What is Diphtheria, Tetanus and Pertussis?
DTaP is a vaccine given to children to prevent diphtheria, tetanus and pertussis bacterial infection. Tetanus enters the body through cuts and wounds (refer to page on tetanus vaccine). Diphtheria and pertussis can be spread from person to person.
Diphtheria bacteria infection will result in a thickened covering at the back of the throat resulting in difficulty, , heart failure , paralysis and even death. Early symptoms is just mild fever and sore throat.
Pertussis is also known as whooping cough. It causes continuous coughing spells which can cause eating , drinking and even breathing difficulties. It may result in severe pneumonia , seizures, brain damage and even death.
Tetanus is also known as lock jaw will result in tightening and stiffening of muscles of the body. It results in difficulty in opening of mouth, swallowing and breathing difficulties. It can also lead to death.
DTaP is part of the childhood immunisation programme in many countries. It is given as 5 doses at ages stated below:
DTaP vaccine can be given with other vaccines. The 5-in-1 vaccine include diphtheria, pertussis, tetanus, polio and H influenza.
Tdap another vaccine is similar to DTaP. A single dose of Tdap is recommended for people 11 through 64 years of age.
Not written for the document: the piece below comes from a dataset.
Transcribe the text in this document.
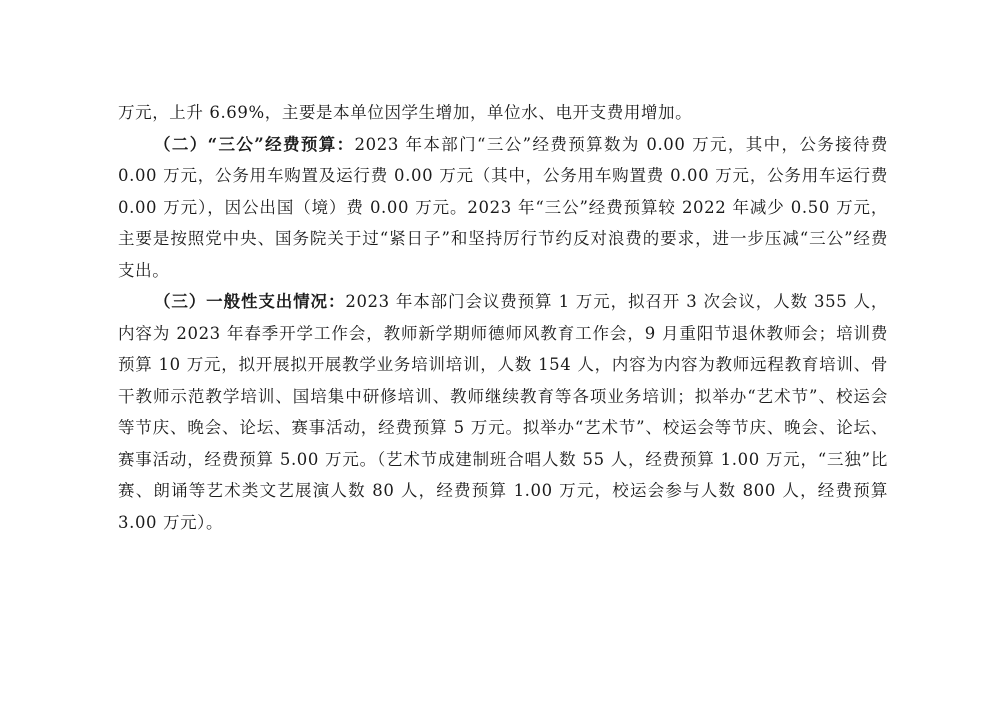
万元，上升 6.69%，主要是本单位因学生增加，单位水、电开支费用增加。

（二）“三公”经费预算：2023 年本部门“三公”经费预算数为 0.00 万元，其中，公务接待费 0.00 万元，公务用车购置及运行费 0.00 万元（其中，公务用车购置费 0.00 万元，公务用车运行费 0.00 万元），因公出国（境）费 0.00 万元。2023 年“三公”经费预算较 2022 年减少 0.50 万元，主要是按照党中央、国务院关于过“紧日子”和坚持厉行节约反对浪费的要求，进一步压减“三公”经费支出。

（三）一般性支出情况：2023 年本部门会议费预算 1 万元，拟召开 3 次会议，人数 355 人，内容为 2023 年春季开学工作会，教师新学期师德师风教育工作会，9 月重阳节退休教师会；培训费预算 10 万元，拟开展拟开展教学业务培训培训，人数 154 人，内容为内容为教师远程教育培训、骨干教师示范教学培训、国培集中研修培训、教师继续教育等各项业务培训；拟举办“艺术节”、校运会等节庆、晚会、论坛、赛事活动，经费预算 5 万元。拟举办“艺术节”、校运会等节庆、晚会、论坛、赛事活动，经费预算 5.00 万元。（艺术节成建制班合唱人数 55 人，经费预算 1.00 万元，“三独”比赛、朗诵等艺术类文艺展演人数 80 人，经费预算 1.00 万元，校运会参与人数 800 人，经费预算 3.00 万元）。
Td, another vaccine only protects against tetanus and diphtheria, but not pertussis. It is recommended every 10 years.
Contraindications to DTaP vaccine
1. Children with previous anaphylactic reaction to DTaP should not be vaccinated.
2. Children who suffered a brain or nervous disorder 7 days after DTaP vaccination should not get a second dose.
3. Children who are moderately or severely ill should not be vaccinated until they are better.
4. Patients who have seizure, collapsed or high fever post DTaP should talk to their doctor before second jab. A vaccine without pertussis DT may be considered instead.
Possible side effects from DTaP vaccine
Minor side effects which are commonly seen include low grade fever, redness, swelling and pain at site of vaccination. These reactions occur more often after 4th or 5th dose. Other possible minor side effects include poor appetite, tiredness, vomiting and fussiness. These reactions usually resolve with time without treatment.
Moderate side effects are uncommon. These include seizure ( 1 in 14000), non stop crying for 3 hours post vaccination (1 in 1000) and higher fever (1 in 16000).
Severe side effects is rare. These include serious anaphylactic reaction (less than 1 in one million) , long term seizures, coma and permanent brain damage. These are very rare and it is difficult to decipher it is due to the vaccine or not.